What is in your opinion the best way to carry water bottles for the Ironman and 70.3 distance? Like Chris Lieto with a Bontrager aerobottle between the aerobars or like Chris McCormack with some sort of lollypop between the aerobars?
─Kees
A. Kees,
There are three different common styles of hydration accessory used by pros and age-groupers alike.
1. Water bottle cages on the frame. They come in two styles. Traditional cages, of course, hold standard round bottles and a few companies produce aerodynamically shaped frame bottles that cannot be swapped at an aid station.
2. Between the aerobars. Bottles mounted between the aerobars are popular because they are easy to access. Again, you can choose an option that can hold a standard bottle–like the one Macca uses–or one that allows you to drink from on the go and can be refilled by pouring more drink into it.
3. Behind the saddle. These contraptions can carry up to three round bottles and some also have room for flat repair supplies.
The most important thing when choosing a hydration system for long course racing is to make sure you have at least one cage that can hold a standard bottle you grab from an aid station.
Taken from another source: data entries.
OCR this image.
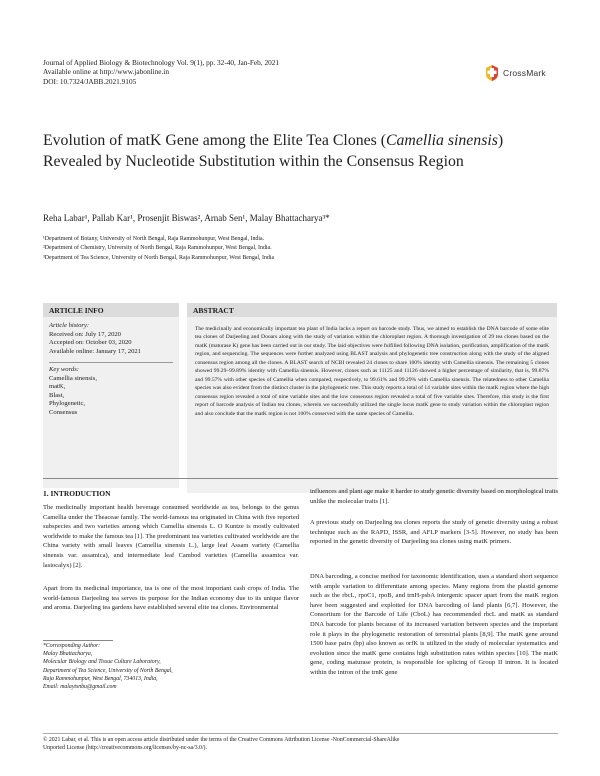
Journal of Applied Biology & Biotechnology Vol. 9(1), pp. 32-40, Jan-Feb, 2021
Available online at http://www.jabonline.in
DOI: 10.7324/JABB.2021.9105
CrossMark
Evolution of matK Gene among the Elite Tea Clones (Camellia sinensis) Revealed by Nucleotide Substitution within the Consensus Region
Reha Labar¹, Pallab Kar¹, Prosenjit Biswas², Arnab Sen¹, Malay Bhattacharya³*
¹Department of Botany, University of North Bengal, Raja Rammohunpur, West Bengal, India.
²Department of Chemistry, University of North Bengal, Raja Rammohunpur, West Bengal, India.
³Department of Tea Science, University of North Bengal, Raja Rammohunpur, West Bengal, India
ARTICLE INFO
Article history:
Received on: July 17, 2020
Accepted on: October 03, 2020
Available online: January 17, 2021
Key words:
Camellia sinensis,
matK,
Blast,
Phylogenetic,
Consensus
ABSTRACT
The medicinally and economically important tea plant of India lacks a report on barcode study. Thus, we aimed to establish the DNA barcode of some elite tea clones of Darjeeling and Dooars along with the study of variation within the chloroplast region. A thorough investigation of 29 tea clones based on the matK (maturase K) gene has been carried out in our study. The laid objectives were fulfilled following DNA isolation, purification, amplification of the matK region, and sequencing. The sequences were further analyzed using BLAST analysis and phylogenetic tree construction along with the study of the aligned consensus region among all the clones. A BLAST search of NCBI revealed 24 clones to share 100% identity with Camellia sinensis. The remaining 5 clones showed 99.29–99.89% identity with Camellia sinensis. However, clones such as 11125 and 11126 showed a higher percentage of similarity, that is, 99.87% and 99.57% with other species of Camellia when compared, respectively, to 99.61% and 99.29% with Camellia sinensis. The relatedness to other Camellia species was also evident from the distinct cluster in the phylogenetic tree. This study reports a total of 14 variable sites within the matK region where the high consensus region revealed a total of nine variable sites and the low consensus region revealed a total of five variable sites. Therefore, this study is the first report of barcode analysis of Indian tea clones, wherein we successfully utilized the single locus matK gene to study variation within the chloroplast region and also conclude that the matK region is not 100% conserved with the same species of Camellia.
1. INTRODUCTION
The medicinally important health beverage consumed worldwide as tea, belongs to the genus Camellia under the Theaceae family. The world-famous tea originated in China with five reported subspecies and two varieties among which Camellia sinensis L. O Kuntze is mostly cultivated worldwide to make the famous tea [1]. The predominant tea varieties cultivated worldwide are the China variety with small leaves (Camellia sinensis L.), large leaf Assam variety (Camellia sinensis var. assamica), and intermediate leaf Cambod varieties (Camellia assamica var. lasiocalyx) [2].
Apart from its medicinal importance, tea is one of the most important cash crops of India. The world-famous Darjeeling tea serves its purpose for the Indian economy due to its unique flavor and aroma. Darjeeling tea gardens have established several elite tea clones. Environmental
*Corresponding Author:
Malay Bhattacharya,
Molecular Biology and Tissue Culture Laboratory,
Department of Tea Science, University of North Bengal,
Raja Rammohunpur, West Bengal, 734013, India,
Email: malaytsnbu@gmail.com
influences and plant age make it harder to study genetic diversity based on morphological traits unlike the molecular traits [1].
A previous study on Darjeeling tea clones reports the study of genetic diversity using a robust technique such as the RAPD, ISSR, and AFLP markers [3-5]. However, no study has been reported in the genetic diversity of Darjeeling tea clones using matK primers.
DNA barcoding, a concise method for taxonomic identification, uses a standard short sequence with ample variation to differentiate among species. Many regions from the plastid genome such as the rbcL, rpoC1, rpoB, and trnH-psbA intergenic spacer apart from the matK region have been suggested and exploited for DNA barcoding of land plants [6,7]. However, the Consortium for the Barcode of Life (CboL) has recommended rbcL and matK as standard DNA barcode for plants because of its increased variation between species and the important role it plays in the phylogenetic restoration of terrestrial plants [8,9]. The matK gene around 1500 base pairs (bp) also known as orfK is utilized in the study of molecular systematics and evolution since the matK gene contains high substitution rates within species [10]. The matK gene, coding maturase protein, is responsible for splicing of Group II intron. It is located within the intron of the trnK gene
© 2021 Labar, et al. This is an open access article distributed under the terms of the Creative Commons Attribution License -NonCommercial-ShareAlike
Unported License (http://creativecommons.org/licenses/by-nc-sa/3.0/).
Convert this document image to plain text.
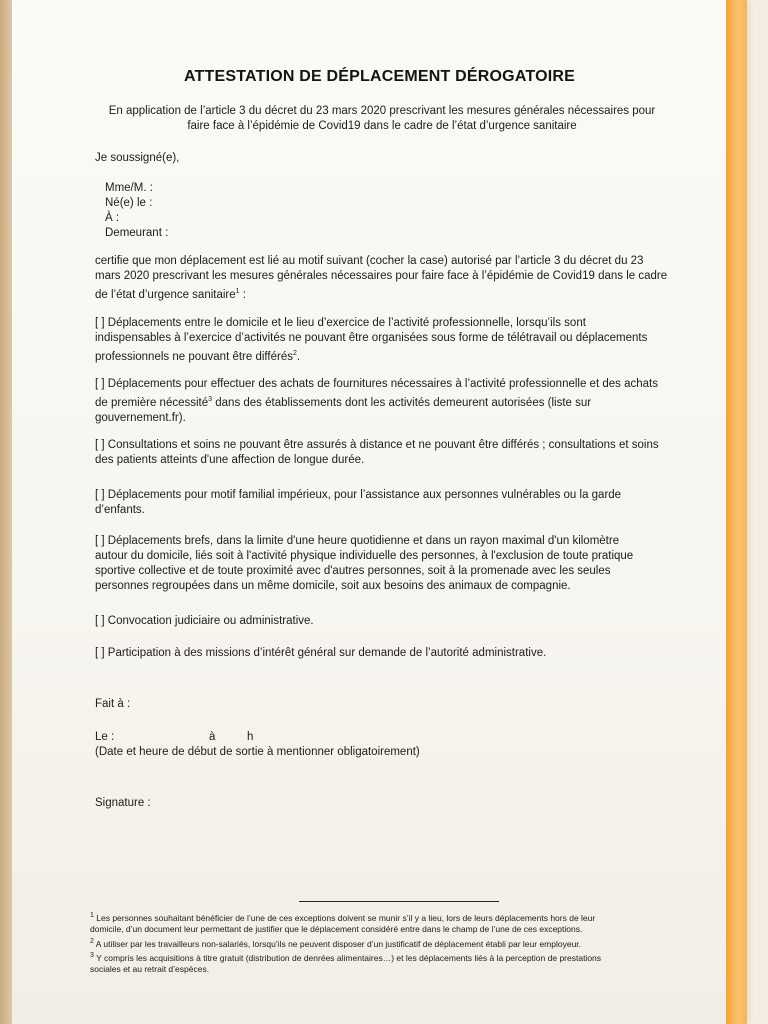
ATTESTATION DE DÉPLACEMENT DÉROGATOIRE
En application de l’article 3 du décret du 23 mars 2020 prescrivant les mesures générales nécessaires pour
faire face à l’épidémie de Covid19 dans le cadre de l’état d’urgence sanitaire
Je soussigné(e),
Mme/M. :
Né(e) le :
À :
Demeurant :
certifie que mon déplacement est lié au motif suivant (cocher la case) autorisé par l’article 3 du décret du 23
mars 2020 prescrivant les mesures générales nécessaires pour faire face à l’épidémie de Covid19 dans le cadre
de l’état d’urgence sanitaire$^1$ :
[ ] Déplacements entre le domicile et le lieu d’exercice de l’activité professionnelle, lorsqu’ils sont
indispensables à l’exercice d’activités ne pouvant être organisées sous forme de télétravail ou déplacements
professionnels ne pouvant être différés$^2$.
[ ] Déplacements pour effectuer des achats de fournitures nécessaires à l’activité professionnelle et des achats
de première nécessité$^3$ dans des établissements dont les activités demeurent autorisées (liste sur
gouvernement.fr).
[ ] Consultations et soins ne pouvant être assurés à distance et ne pouvant être différés ; consultations et soins
des patients atteints d'une affection de longue durée.
[ ] Déplacements pour motif familial impérieux, pour l’assistance aux personnes vulnérables ou la garde
d’enfants.
[ ] Déplacements brefs, dans la limite d'une heure quotidienne et dans un rayon maximal d'un kilomètre
autour du domicile, liés soit à l'activité physique individuelle des personnes, à l'exclusion de toute pratique
sportive collective et de toute proximité avec d'autres personnes, soit à la promenade avec les seules
personnes regroupées dans un même domicile, soit aux besoins des animaux de compagnie.
[ ] Convocation judiciaire ou administrative.
[ ] Participation à des missions d’intérêt général sur demande de l’autorité administrative.
Fait à :
Le :	à	h
(Date et heure de début de sortie à mentionner obligatoirement)
Signature :
$^1$ Les personnes souhaitant bénéficier de l’une de ces exceptions doivent se munir s’il y a lieu, lors de leurs déplacements hors de leur
domicile, d’un document leur permettant de justifier que le déplacement considéré entre dans le champ de l’une de ces exceptions.
$^2$ A utiliser par les travailleurs non-salariés, lorsqu’ils ne peuvent disposer d’un justificatif de déplacement établi par leur employeur.
$^3$ Y compris les acquisitions à titre gratuit (distribution de denrées alimentaires…) et les déplacements liés à la perception de prestations
sociales et au retrait d’espèces.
Even if you are going to refill a between-the-bars system, it helps to be able to take a bottle on while waiting for a good chance to refill that container. Once that need is met, choose based on your comfort drinking from the system. If you are more inclined to drink more if you have a straw in your face to remind you, bring a between-the-bars bottle. If you are comfortable reaching behind to grab a bottle from a rear hydration carrier, that works as well. I personally like to carry a refillable drink system between my aerobars and round bottles on the frame.